The study will be published online on November 7, 2012 in Nature.
The researchers used an unbiased zebrafish genetic screen to clone mitochondrial ATPase inhibitory factor-1 gene, or Atpif1. The gene allows animals-zebrafish, mice and humans for instance-to efficiently make hemoglobin. Hemoglobin is the protein in red blood cells responsible for transporting oxygen in the blood.
The researchers found that loss of Atpif1 causes severe anemia. Moreover, the researchers uncovered a broader mechanistic role for Atpif1-regulating the enzymatic activity of ferrochelatase, or Fech. Fech is the terminal enzyme in heme (a component of hemoglobin) synthesis.

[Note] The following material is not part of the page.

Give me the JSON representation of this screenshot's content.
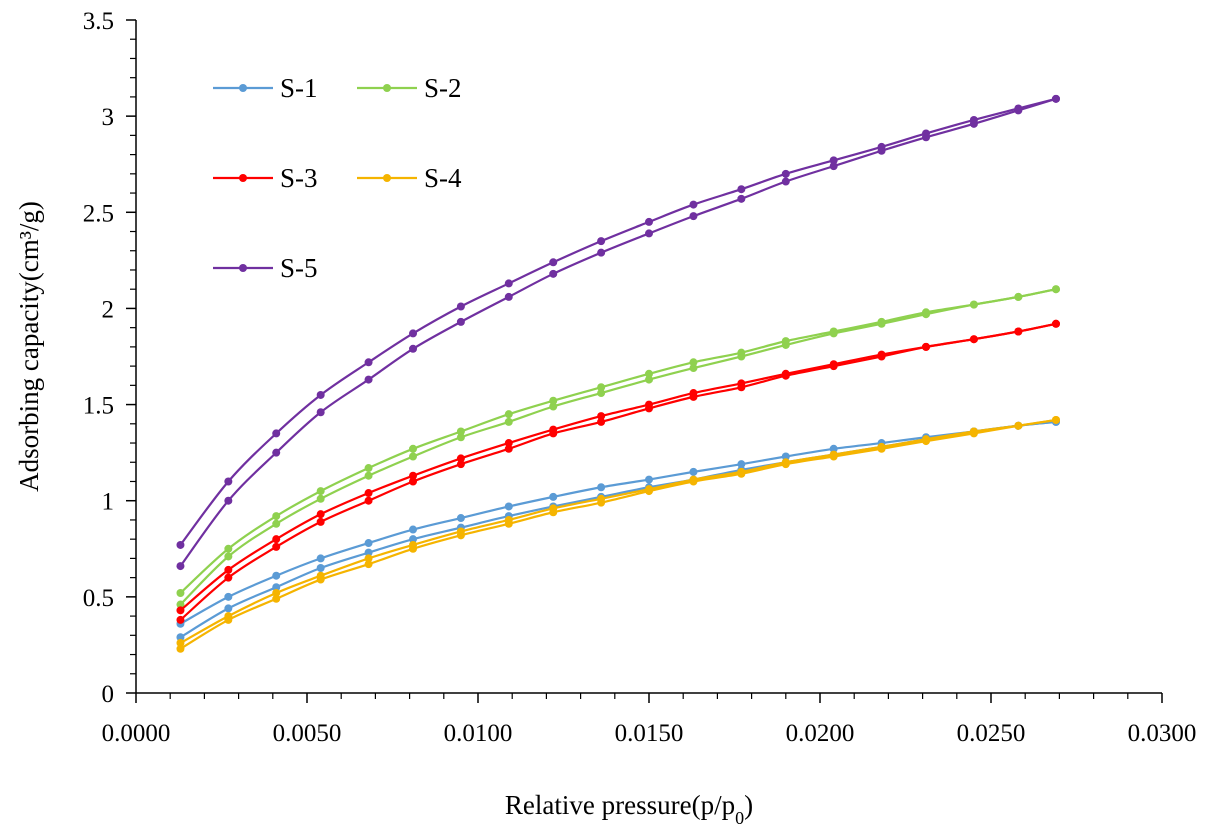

"Our study has established a unique functional link between Atpif1-regulated mitochondrial pH, redox potential, and [2Fe-2S] cluster binding to Fech in modulating its heme synthesis," said Dhvanit Shah, PhD, BWH Division of Hematology, Department of Medicine, first study author.
The researchers were also able to produce data on the human version of Atpif1, noting its functional importance for normal red blood cell differentiation, and noting that a deficiency may contribute to human diseases, such as congenital sideroblastic anemias and other diseases related to dysfunctional mitochondria (the energy powerhouses of cells).